鏡映とも言う。鏡像も鏡映も2つの図形の間の関係を指す。また元の点や図形をその関係にある相手に移す操作(鏡映操作)を指す。その関係にある相手の図形のことをも指すが、この意味では鏡像または鏡像体がよく用いられる。

狭義には、n次元ユークリッド空間にひとつのn-1次元空間(超平面)を定めたとき、ある点をこの超平面に対して対称な点に写像する操作を言う。ここで対称な点とは、この超平面に対する垂線上にあり、垂線と超平面との交点からの距離が等しい2点のことを指す。また、この操作で互いに移る2点間の関係、つまり超平面に対して対称な点同士の関係をも鏡像、または鏡映という。この意味での鏡映も鏡像も英語では"reflection"であるが、"mirror image"は鏡像関係にある図形のことを指す。

さらに狭義にはn=3の場合のみを指す。

n次元空間での狭義の鏡像同士は合同ではあるが、特定の対称性を持たない限りはn次元空間内での回転並進だけでは重ね合わすことができない。しかしn+1次元空間内での回転並進でならば重ね合わすことができる。これはn=2の場合は容易に確かめられる。4次元空間を移動して人の左右が入れ替わったり、体内の分子が対掌体に変換したり、物質が反物質に変換したりする設定はSF作品でよく見られる。

ある図形の全ての点を鏡映した点の集合が自身と完全に一致するような鏡映面が存在するとき、この図形は鏡映対称である(面対称である)といい、この鏡映面をこの図形の対称面と呼ぶ。鏡映対称な図形の任意の面による鏡像体はもちろん、回転並進により元の図形に重ね合わせることができる。だが、その鏡像体を回転並進により元の図形に重ね合わせることはできるが鏡映対称ではない図形が存在する。例えば、2回回映軸を持つが対称面は持たない図形がそうである。

広義には、対称面となるn-1次元超平面はn次元空間を2つに分割する曲面でも良い。このとき鏡映は、2つに分割された片方の空間の点をもう片方に移す1:1写像であればよい。また対称面がr次元空間(r<n-1)であって、そのr次元空間を含む(r+1)次元空間を2つに分割する曲面でありさえすればよい。このとき鏡映は、2つに分割された(r+1)次元空間の片方の中の点をもう片方に移す1:1写像であればよい。対称面が曲面(曲線)である鏡像の例のひとつは、球面や円に関する反転である。また r<n-1 である例は、点対称軸対称(回転対称)などである。この広義の意味での鏡映や鏡像は、単に対称ともいう。

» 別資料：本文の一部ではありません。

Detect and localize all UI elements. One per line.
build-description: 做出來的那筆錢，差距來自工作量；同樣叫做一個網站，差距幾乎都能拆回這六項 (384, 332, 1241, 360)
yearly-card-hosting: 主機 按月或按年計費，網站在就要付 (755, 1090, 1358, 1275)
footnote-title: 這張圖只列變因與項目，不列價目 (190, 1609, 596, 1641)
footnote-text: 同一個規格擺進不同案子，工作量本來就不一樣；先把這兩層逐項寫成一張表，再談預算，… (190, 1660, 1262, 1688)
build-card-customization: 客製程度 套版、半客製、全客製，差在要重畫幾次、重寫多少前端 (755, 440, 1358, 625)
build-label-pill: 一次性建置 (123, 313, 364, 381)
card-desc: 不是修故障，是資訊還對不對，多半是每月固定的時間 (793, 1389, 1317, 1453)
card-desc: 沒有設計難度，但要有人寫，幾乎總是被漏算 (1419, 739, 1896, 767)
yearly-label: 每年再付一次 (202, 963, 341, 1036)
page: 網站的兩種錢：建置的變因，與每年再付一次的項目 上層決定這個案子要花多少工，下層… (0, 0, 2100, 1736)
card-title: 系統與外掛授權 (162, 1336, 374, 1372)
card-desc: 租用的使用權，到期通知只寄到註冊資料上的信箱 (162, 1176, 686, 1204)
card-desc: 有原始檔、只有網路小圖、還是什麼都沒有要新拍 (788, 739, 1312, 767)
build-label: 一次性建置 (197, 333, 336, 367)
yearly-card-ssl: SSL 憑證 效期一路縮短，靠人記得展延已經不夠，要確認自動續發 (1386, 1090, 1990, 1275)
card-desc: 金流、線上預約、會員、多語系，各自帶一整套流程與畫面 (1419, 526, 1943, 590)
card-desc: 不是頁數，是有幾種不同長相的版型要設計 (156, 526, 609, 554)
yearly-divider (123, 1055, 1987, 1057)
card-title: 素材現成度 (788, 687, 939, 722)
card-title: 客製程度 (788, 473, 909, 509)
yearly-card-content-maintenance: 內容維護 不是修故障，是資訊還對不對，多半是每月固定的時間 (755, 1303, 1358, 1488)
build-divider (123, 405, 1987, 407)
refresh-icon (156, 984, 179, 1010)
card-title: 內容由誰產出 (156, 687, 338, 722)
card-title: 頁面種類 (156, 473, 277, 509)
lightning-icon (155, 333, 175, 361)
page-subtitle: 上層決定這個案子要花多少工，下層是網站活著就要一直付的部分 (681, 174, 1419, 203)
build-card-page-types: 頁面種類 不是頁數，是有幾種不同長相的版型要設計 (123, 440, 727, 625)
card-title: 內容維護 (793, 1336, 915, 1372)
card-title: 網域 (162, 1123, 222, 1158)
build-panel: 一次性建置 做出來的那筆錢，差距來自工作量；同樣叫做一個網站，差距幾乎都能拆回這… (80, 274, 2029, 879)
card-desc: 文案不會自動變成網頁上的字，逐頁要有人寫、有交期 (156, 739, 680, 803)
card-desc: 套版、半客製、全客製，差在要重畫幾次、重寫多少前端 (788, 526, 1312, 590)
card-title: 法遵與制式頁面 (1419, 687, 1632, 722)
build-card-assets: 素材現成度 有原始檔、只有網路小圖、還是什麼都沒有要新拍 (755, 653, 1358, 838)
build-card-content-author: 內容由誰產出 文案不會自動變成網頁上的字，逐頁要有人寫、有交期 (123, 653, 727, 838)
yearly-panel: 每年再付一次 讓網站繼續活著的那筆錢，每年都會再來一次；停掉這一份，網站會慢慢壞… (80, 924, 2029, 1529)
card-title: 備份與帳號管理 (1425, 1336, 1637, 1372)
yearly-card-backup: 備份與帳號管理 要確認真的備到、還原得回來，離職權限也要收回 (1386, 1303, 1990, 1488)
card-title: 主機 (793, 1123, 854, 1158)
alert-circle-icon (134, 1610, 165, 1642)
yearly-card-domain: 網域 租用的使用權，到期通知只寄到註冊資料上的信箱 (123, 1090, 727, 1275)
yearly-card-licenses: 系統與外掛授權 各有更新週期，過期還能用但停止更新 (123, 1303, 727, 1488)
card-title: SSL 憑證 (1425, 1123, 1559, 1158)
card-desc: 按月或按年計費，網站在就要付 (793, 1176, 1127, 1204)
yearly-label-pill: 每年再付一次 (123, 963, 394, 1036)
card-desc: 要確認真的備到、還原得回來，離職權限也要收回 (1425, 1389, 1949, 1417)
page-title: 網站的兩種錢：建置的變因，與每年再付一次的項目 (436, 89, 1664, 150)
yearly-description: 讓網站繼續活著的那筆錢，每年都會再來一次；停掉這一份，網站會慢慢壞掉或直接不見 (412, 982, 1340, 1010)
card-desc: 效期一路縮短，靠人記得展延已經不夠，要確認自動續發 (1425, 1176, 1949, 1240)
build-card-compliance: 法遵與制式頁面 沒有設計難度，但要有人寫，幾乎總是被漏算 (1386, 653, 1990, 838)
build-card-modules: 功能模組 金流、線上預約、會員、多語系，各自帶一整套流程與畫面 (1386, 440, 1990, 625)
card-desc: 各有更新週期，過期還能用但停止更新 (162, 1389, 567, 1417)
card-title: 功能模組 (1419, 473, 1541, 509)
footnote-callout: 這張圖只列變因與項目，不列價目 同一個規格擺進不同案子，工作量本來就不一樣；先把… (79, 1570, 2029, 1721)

  • 円に関する反転:中心がOで半径がrの円があり、Oを含む直線上に2点P,P'があり、OP*OP'=r2 であるとき、PとP'はこの円に関して対称である、または鏡像であるという。円に関して鏡像である点への写像を、円に関する反転という[1]。同様に球面や超球面に関する対称および反転も定義できる。

化学での鏡像

数学での最も狭義の意味と同じである。すなわち平面(2次元空間)に関して対称な図形同士の関係、対称な図形に移す操作、対称な図形そのもの、を言う。ただし普通の分子(またはイオン)では、原子間の単結合の周りの回転は液相気相では自由に行われており、単結合の回転により変換する分子同士は同じ分子と見なせるので、単結合の回転により鏡像と一致する分子全てもやはり鏡像であると言う。

ある分子の鏡像同士が回転や並進や単結合の回転では重なり合わないとき、この対の鏡像分子を互いにエナンチオマーと呼び、エナンチオマーが存在する分子をキラル分子と呼ぶ。鏡像同士が回転や並進や単結合の回転で重なり合えば、この分子はアキラルである。